SKF’s automated lubrication technology has helped customers increase uptime while saving money and creating a more sustainable production line.
According to experts from SKF, a Swedish company that specialises in bearing and lubrication technology, switching to an automated lubrication system in the food and beverage industry can slash CO2 output by as much as 30 per cent.
“At the moment, companies and the industry are very focused on sustainability going forward,” said Cenk Ozbilgen, business development and technical support manager at SKF.
“What we achieve with our customers is to install an intelligent connectivity between all products with a uniform and energy efficient lubrication system.”
Ozbilgen said the advantages of an automated lubrication system over the traditional use of a lubrication technician on site were numerous and create value to a manufacturer and producer.
“In the industry a lubrication technician might overfill a container, which can cause problems down the line,” he said.
“From a sustainability point of view, you are increasing the carbon output by a lot. From a business point of view, we want to stop that with things like digital connectivity, sensors, and things of that nature.”
Ozbilgen said for every 1kg of grease used in the manufacturing of food 1.5kg of carbon dioxide is created.
“From manual to automatic you can reduce that grease consumption by 30 per cent and by extension produce less carbon dioxide,” he said.
Ozbilgen said the advantages of switching to an automated lubrication system, such as cutting back on CO2, was an obvious choice for the food and beverage industry as sustainability becomes a hot button issue moving forward.
“Put some reasonable connectivity behind it, sensors, lubrication systems, things of that nature, and the benefits are almost immediate,” he said.
“First of all, we are taking the people out of the equation. Let’s say you need to stop the machine just to lubricate those points. If you use proper automation than you can cover all those areas easily. You also know exactly how much grease you use and calculate to make sure you don’t overuse.
“With sustainability being such a big issue in the food industry, it seems like an obvious solution to switch to automated lubrication.”
Ozbilgen used large bakeries as an example for moving away from manual lubrication and onto an automated system.
He said when done manually, a worker will wait at the end of the conveyor and lubricate the chains as it continues into the oven to bake the food product. However, this creates the conditions for possible over lubrication, and in turn, potential contamination of the food.
“We have a system that doesn’t use air to prevent creating a mist. It just drops small droplets right onto the pins of the chains and this reduces the oil amount by at least 50 per cent when done that way. You can then redirect that manual labour to another part of the production,” he added.
Another example is SKF’s work is with a meat processing factory’s overhead conveyor.
SKF implemented a centralised automatic lubrication system in place of the existing manual system, and this increased uptime and reduced maintenance costs.

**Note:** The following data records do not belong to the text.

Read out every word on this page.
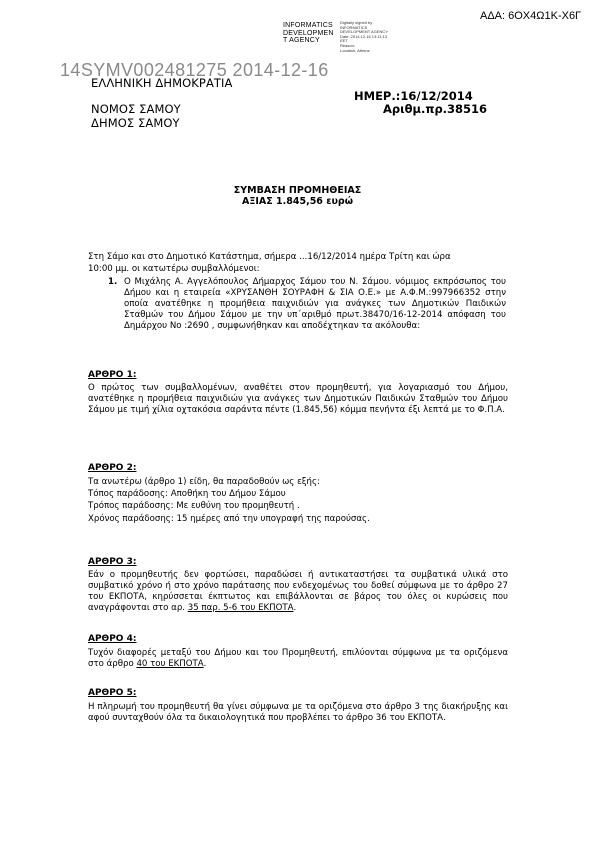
ΑΔΑ: 6ΟΧ4Ω1Κ-Χ6Γ
INFORMATICS
DEVELOPMEN
T AGENCY
Digitally signed by
INFORMATICS
DEVELOPMENT AGENCY
Date: 2014.12.16 13:11:13
EET
Reason:
Location: Athens
ΕΛΛΗΝΙΚΗ ΔΗΜΟΚΡΑΤΙΑ
14SYMV002481275 2014-12-16
ΗΜΕΡ.:16/12/2014
ΝΟΜΟΣ ΣΑΜΟΥ	Αριθμ.πρ.38516
ΔΗΜΟΣ ΣΑΜΟΥ
ΣΥΜΒΑΣΗ ΠΡΟΜΗΘΕΙΑΣ
ΑΞΙΑΣ 1.845,56 ευρώ
Στη Σάμο και στο Δημοτικό Κατάστημα, σήμερα ...16/12/2014 ημέρα Τρίτη και ώρα
10:00 μμ. οι κατωτέρω συμβαλλόμενοι:
1. Ο Μιχάλης Α. Αγγελόπουλος Δήμαρχος Σάμου του Ν. Σάμου. νόμιμος εκπρόσωπος του Δήμου και η εταιρεία «ΧΡΥΣΑΝΘΗ ΣΟΥΡΑΦΗ & ΣΙΑ Ο.Ε.» με Α.Φ.Μ.:997966352 στην οποία ανατέθηκε η προμήθεια παιχνιδιών για ανάγκες των Δημοτικών Παιδικών Σταθμών του Δήμου Σάμου με την υπ΄αριθμό πρωτ.38470/16-12-2014 απόφαση του Δημάρχου Νο :2690 , συμφωνήθηκαν και αποδέχτηκαν τα ακόλουθα:
ΑΡΘΡΟ 1:
Ο πρώτος των συμβαλλομένων, αναθέτει στον προμηθευτή, για λογαριασμό του Δήμου, ανατέθηκε η προμήθεια παιχνιδιών για ανάγκες των Δημοτικών Παιδικών Σταθμών του Δήμου Σάμου με τιμή χίλια οχτακόσια σαράντα πέντε (1.845,56) κόμμα πενήντα έξι λεπτά με το Φ.Π.Α.
ΑΡΘΡΟ 2:
Τα ανωτέρω (άρθρο 1) είδη, θα παραδοθούν ως εξής:
Τόπος παράδοσης: Αποθήκη του Δήμου Σάμου
Τρόπος παράδοσης: Με ευθύνη του προμηθευτή .
Χρόνος παράδοσης: 15 ημέρες από την υπογραφή της παρούσας.
ΑΡΘΡΟ 3:
Εάν ο προμηθευτής δεν φορτώσει, παραδώσει ή αντικαταστήσει τα συμβατικά υλικά στο συμβατικό χρόνο ή στο χρόνο παράτασης που ενδεχομένως του δοθεί σύμφωνα με το άρθρο 27 του ΕΚΠΟΤΑ, κηρύσσεται έκπτωτος και επιβάλλονται σε βάρος του όλες οι κυρώσεις που αναγράφονται στο αρ. 35 παρ. 5-6 του ΕΚΠΟΤΑ.
ΑΡΘΡΟ 4:
Τυχόν διαφορές μεταξύ του Δήμου και του Προμηθευτή, επιλύονται σύμφωνα με τα οριζόμενα στο άρθρο 40 του ΕΚΠΟΤΑ.
ΑΡΘΡΟ 5:
Η πληρωμή του προμηθευτή θα γίνει σύμφωνα με τα οριζόμενα στο άρθρο 3 της διακήρυξης και αφού συνταχθούν όλα τα δικαιολογητικά που προβλέπει το άρθρο 36 του ΕΚΠΟΤΑ.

In terms of cost savings, prior to switching to an SKF automated lubrication system the meat processing factory was losing $3,035 for every hour of downtime, and in total 35 hours per month, which equated to $106,205 in lost capital due to downtime.
Overall, the installation was calculated to have saved the meat processing factory at least $100,000 in downtime costs per month.
Ozbilgen also highlighted the importance of connectivity for clients so that they can get real-time data from the factory and act accordingly.
“We have sensors for vibration so you can see if any machine is going to fail, but you can also see whatever is happening on the lubrication side. This then leads to smart lubrication systems, which can adjust themselves according to the problems identified,” he said.
SKF is currently working on a project where if the system recognises vibration issues it can identify if the problem is lubrication starvation.
“You still might have some problems on the bearings and other machines so the system can act accordingly and make necessary extra lubrication cycles when required,” said Ozbilgen.
Meanwhile, Graham Thomas, business development manager at SKF, said the company complemented its automated lubrication system offerings with a focus on safety regulations and food recalls.
“We constantly develop new market offers for the food and beverage industry specifically. Food and beverage products are a very big focus for SKF with bearings and bearing units along with lubrication technologies,” said Thomas.
“Even seals and power transition products, it is a constant line of development for SKF.”
Another case study from SKF detailed how the company optimised lubrication of beverage filling machines using SKF Lincoln progressive lubrication.
The beverage industry is becoming more competitive and growing consumption now demands 24-hour production that leaves little time for maintenance stops, so maintenance tasks must be done while equipment is operating and SKF were able to achieve that in this case.
For example, targeted at more than 80 per cent, Overall Equipment Effectiveness (OEE) often is around 60 per cent, and machinery breakdowns affect availability. However, automating essential tasks like lubrication eliminates human mistakes, simplifies lubrication management, reduces lubricant consumption, and enhances line efficiency.
The analysis results shows that the actual lubrication system was not working at all, as it was completely corroded.
SKF Lincoln Automatic Progressive lubrication system provided the means for an optimum lubrication to the various components of the filling machine, with stainless-steel components.
“The industry is under constant pressure to reduce maintenance costs and increase uptime and lubrication systems and other technologies SKF is bringing in facilities that goal,” said Thomas.